The wikipedia article on conditional independence states that the following two statements are equivalent, but I can't see how one implies the other and vice versa:
$$\text{Pr}(R\cap{B}\rvert{Y})=\text{Pr}(R\rvert{Y})\;\text{Pr}(B\rvert{Y})\tag{1}$$
$$\text{Pr}(R\rvert{B\cap{Y}})=\text{Pr}(R\rvert{Y})\tag{2}$$
Using Bayes's rule, I can rewrite equation 1 as follows:
$$\text{Pr}(R\cap{B}\rvert{Y})=\frac{\text{Pr}(Y\rvert{R\cap{B}})\;\text{Pr}(R\cap{B})}{\text{Pr}(Y)}$$
but that doesn't help me prove equation 2 -- I don't see a pathway to getting a $B\cap{Y}$ and we have no information whether $R$ and $B$ are independent, so I can't rewrite $\text{Pr}(R\cap{B})$ as $\text{Pr}(R)\;\text{Pr}(B)$. Likewise, expanding equation 2 via Bayes's doesn't help me prove equation 1.

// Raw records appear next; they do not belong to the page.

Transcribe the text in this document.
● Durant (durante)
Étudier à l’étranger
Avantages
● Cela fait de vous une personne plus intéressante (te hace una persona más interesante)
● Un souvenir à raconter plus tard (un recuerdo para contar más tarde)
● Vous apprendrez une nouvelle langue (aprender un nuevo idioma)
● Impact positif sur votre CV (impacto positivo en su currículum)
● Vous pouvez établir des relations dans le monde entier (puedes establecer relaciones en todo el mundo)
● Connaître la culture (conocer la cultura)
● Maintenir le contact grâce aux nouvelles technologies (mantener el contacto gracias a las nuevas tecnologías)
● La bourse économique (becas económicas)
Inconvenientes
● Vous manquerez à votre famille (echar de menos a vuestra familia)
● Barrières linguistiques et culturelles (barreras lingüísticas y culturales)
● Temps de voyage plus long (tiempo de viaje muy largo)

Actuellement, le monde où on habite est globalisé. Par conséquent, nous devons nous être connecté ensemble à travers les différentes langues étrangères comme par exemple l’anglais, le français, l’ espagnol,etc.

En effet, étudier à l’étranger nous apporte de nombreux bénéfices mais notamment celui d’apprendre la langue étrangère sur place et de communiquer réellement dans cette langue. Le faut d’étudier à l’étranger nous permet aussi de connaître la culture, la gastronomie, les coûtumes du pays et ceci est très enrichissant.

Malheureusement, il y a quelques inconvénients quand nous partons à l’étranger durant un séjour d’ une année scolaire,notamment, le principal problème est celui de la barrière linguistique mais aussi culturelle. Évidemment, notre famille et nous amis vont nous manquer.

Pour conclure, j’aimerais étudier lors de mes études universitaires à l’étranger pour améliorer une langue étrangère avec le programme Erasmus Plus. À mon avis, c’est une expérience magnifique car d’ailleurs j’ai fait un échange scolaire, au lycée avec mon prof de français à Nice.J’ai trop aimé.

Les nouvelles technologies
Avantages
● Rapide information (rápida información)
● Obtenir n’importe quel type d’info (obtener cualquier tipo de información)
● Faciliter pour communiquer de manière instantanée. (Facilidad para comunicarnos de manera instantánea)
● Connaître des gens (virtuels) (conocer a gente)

I'm sure it's something obvious, but I just don't see it.
Assuming $\Pr(B \mid Y) \not = 0$, the following statements are equivalent:
$$\Pr(R\cap{B}\mid {Y})=\Pr(R\mid{Y})\;\Pr(B\mid {Y})$$
$$\Pr(R\mid {B \cap Y})\;\Pr(B \mid Y) =\Pr(R\mid{Y})\;\Pr(B\mid {Y})$$
$$\Pr(R\mid {B \cap Y})=\Pr(R\mid{Y})$$